Mais, quel que fût son « art, » elle l’a sûrement sacrifié aux intérêts de son « petit frère, » durant les deux mois qu’il a passés à la prison du Plessis : car elle lui rend compte, heure par heure, de toutes ses actions, et il n’y en a pas une qui n’ait pour objet de lui être agréable ou de le servir. Malade, à demi morte de fatigue, sous la pluie et le vent, elle poursuit ses démarches : après quoi elle passe des soirées entières à attendre, dans la loge des Haly, que ceux-ci l’autorisent à voir le prisonnier. « Vous m’avez tellement affectée hier soir, — lui raconte-t-elle le 20 fructidor, — que j’ai été obligée de m’arrêter en route chez une personne de connaissance ; et là, je me suis trouvée mal, mais bien mal, et je me ressens encore de mon indisposition, car j’ai reçu, en outre, la grande averse tout entière. »

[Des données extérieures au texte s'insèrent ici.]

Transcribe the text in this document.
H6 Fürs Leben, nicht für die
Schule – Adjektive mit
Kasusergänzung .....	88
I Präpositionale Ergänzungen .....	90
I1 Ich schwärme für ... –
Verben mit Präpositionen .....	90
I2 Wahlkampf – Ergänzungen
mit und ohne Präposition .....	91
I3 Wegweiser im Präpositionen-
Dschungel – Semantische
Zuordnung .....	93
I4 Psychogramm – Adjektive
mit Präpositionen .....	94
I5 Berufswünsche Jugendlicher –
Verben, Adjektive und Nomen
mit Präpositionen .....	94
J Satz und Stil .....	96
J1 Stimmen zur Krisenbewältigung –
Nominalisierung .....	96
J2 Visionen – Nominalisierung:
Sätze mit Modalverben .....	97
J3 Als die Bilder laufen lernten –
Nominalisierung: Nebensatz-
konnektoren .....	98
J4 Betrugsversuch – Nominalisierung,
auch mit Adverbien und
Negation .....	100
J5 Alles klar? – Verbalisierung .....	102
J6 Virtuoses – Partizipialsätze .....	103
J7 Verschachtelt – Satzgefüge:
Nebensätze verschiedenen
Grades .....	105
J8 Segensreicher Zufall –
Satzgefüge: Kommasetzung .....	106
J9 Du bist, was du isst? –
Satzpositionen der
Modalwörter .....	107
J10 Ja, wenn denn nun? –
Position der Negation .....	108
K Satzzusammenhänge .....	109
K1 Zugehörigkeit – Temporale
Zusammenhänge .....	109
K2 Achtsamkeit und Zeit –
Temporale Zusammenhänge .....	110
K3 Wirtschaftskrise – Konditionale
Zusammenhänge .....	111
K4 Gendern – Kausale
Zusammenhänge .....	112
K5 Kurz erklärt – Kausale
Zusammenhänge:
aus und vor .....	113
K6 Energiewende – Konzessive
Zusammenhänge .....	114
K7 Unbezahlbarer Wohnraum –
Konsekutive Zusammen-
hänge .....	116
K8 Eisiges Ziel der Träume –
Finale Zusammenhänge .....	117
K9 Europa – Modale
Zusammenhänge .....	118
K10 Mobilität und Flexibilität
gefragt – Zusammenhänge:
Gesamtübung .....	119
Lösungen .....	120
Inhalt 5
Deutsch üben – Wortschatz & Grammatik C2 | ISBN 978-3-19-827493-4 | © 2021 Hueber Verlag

Qui était-elle donc, cette amie de Castellane ? Où l’avait-elle connu ? Et par quel hasard avait-elle été amenée à le prendre ainsi sous sa protection ? C’est ce que, malgré tous nos efforts, nous ne sommes malheureusement point parvenus à découvrir. Ni dans les journaux du temps, ni dans les dossiers des Archives, nous n’avons trouvé aucune mention d’une famille Courcelles pouvant avoir quelque rapport avec les Courcelles qui nous occupaient. La syllabe « Var…, » non plus, ne nous a rien donné ; et nous avons vainement cherché un nom d’ « artiste » de la période révolutionnaire qui correspondît, si peu que ce fût, à ce que les lettres de Clémentine nous apprennent sur elle. Seul le nom de Raby a failli nous mettre sur une piste ; et encore est-elle si

  1. Une certaine Joséphine Courcelles, artiste peintre, a été attachée au Muséum sous le Consulat.